No, that’s not the result of leaning on a keyboard. That acronym — “I want what I want when I want it” — is how retail experts define shoppers today.
Tools and strategies to please modern shoppers were on display this week inside the Sands Expo & Convention Center for the annual Shop.org convention, which runs through Friday.
Shoppers today are more creative and impatient, said Kiran Mani, Google’s managing director of retail. Increasingly common search terms on Google are “ideas” and “same day shipping.”
“That shift in paradigm requires us to think very differently,” Mani said.
More investment in digital assistants like Amazon’s Alexa and data analytics tools will help retailers ready a purchase for shoppers when they are about to run out of an item.
Investment in inventory systems keeps shelves stocked and moves items for sale in the most cost effective manner, from one store with too much to a store with too little, or from the distribution center.
Customer data can get so specific that a company like TechStyle Fashion Group can find out what a person tried on in a fitting room and send a message asking why the customer decided against buying the item, President Traci Inglis said.
The more a company knows about its clients, the more ethics play into how companies use data.
Amanda Whichard, vice president of product operations for MLB, said retailers have to maintain customers’ trust.
MLB uses baseball fan data to help direct them to shortest lines at stadiums through apps.
MLB has declined requests from other companies to find out what baseball fans do after the game and from when they wake up to when they go to sleep.
“We don’t want to do that,” Whichard said. “That trust is paramount.”
About 8,500 people were expected for the conference.
The Review-Journal is owned by the family of Las Vegas Sands Corp.
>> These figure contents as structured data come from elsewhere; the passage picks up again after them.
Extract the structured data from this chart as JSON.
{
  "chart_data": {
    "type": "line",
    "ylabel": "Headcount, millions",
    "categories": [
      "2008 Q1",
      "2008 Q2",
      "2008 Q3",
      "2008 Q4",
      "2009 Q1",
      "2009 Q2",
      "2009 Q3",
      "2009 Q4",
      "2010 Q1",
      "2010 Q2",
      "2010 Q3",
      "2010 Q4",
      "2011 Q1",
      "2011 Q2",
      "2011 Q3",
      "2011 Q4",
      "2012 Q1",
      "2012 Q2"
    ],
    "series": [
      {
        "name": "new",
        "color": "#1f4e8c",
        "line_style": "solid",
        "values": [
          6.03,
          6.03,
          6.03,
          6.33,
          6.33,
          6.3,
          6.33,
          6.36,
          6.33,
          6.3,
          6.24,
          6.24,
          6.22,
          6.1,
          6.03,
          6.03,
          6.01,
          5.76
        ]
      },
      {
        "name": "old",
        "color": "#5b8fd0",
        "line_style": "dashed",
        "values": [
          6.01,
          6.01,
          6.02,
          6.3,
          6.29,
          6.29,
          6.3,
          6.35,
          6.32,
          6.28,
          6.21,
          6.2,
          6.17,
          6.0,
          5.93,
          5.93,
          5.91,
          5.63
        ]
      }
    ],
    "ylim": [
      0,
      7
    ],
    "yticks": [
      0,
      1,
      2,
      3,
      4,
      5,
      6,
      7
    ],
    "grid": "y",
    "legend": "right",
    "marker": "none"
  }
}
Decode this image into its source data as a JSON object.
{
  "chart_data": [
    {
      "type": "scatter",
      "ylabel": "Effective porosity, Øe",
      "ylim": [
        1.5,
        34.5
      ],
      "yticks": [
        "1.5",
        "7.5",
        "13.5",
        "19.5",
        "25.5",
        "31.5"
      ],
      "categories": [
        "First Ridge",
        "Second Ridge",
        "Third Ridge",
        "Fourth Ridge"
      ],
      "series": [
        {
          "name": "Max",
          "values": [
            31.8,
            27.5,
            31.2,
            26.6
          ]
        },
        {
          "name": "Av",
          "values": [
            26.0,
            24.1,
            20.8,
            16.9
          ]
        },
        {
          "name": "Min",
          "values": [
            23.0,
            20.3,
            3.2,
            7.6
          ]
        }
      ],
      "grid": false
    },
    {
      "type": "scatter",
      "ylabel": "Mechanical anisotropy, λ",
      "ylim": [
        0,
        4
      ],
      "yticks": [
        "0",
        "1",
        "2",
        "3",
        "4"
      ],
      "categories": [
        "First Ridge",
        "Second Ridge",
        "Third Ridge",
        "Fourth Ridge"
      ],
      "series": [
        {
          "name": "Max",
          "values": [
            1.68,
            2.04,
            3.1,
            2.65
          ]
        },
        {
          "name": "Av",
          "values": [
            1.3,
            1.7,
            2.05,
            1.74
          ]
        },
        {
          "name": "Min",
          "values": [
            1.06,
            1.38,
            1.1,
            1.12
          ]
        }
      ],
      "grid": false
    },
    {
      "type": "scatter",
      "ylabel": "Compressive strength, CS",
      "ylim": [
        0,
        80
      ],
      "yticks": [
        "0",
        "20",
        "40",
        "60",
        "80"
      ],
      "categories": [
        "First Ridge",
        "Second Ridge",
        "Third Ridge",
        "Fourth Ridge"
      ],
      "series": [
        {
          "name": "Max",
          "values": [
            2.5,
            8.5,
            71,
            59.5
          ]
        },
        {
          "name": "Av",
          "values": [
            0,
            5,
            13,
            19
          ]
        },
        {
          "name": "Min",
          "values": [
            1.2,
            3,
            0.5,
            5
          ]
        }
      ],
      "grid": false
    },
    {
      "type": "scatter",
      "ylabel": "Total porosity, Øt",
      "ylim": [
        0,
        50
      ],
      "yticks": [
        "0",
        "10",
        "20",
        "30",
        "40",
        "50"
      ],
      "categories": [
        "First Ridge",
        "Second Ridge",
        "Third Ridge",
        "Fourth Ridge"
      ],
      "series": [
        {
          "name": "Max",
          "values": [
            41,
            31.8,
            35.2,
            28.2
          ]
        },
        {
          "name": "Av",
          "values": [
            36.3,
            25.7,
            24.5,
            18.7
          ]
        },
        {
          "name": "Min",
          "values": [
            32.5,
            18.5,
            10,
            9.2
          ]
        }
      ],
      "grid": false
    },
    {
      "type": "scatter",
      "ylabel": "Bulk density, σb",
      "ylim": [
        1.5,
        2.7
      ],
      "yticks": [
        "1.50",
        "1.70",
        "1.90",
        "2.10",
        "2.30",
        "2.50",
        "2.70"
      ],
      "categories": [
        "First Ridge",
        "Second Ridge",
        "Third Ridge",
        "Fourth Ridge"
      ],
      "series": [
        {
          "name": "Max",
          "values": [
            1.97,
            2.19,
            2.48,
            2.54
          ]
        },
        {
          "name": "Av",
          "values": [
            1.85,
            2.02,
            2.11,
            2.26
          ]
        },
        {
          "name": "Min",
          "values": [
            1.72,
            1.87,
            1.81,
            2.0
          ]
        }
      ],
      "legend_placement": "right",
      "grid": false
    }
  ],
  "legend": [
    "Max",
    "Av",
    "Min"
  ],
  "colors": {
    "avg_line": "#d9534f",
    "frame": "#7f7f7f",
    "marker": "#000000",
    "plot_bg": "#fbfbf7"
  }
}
Chairman and CEO Sheldon Adelson. Las Vegas Sands operates Sands Expo & Convention Center.
Even 2,400 miles away, Hurricane Florence has had an impact on the Las Vegas Valley.
An email sent to Shop.org convention attendees at Sands Expo & Convention Center said several speakers and attendees could not attend because of the hurricane.
“In our business, we all know there are many things we can control — and many things we can’t,” the email said. “Primary among those we cannot is the weather.”
A convention spokeswoman said she is still figuring out how many speakers and people couldn’t make.
Molly Grenn, events director for National Glass Association, whose GlassBuild America convention is expected to draw 9,000 people and goes through Friday, said she has not had any cancellations.
“It looks like some attendees are more worried about getting home after the show,” Grenn said.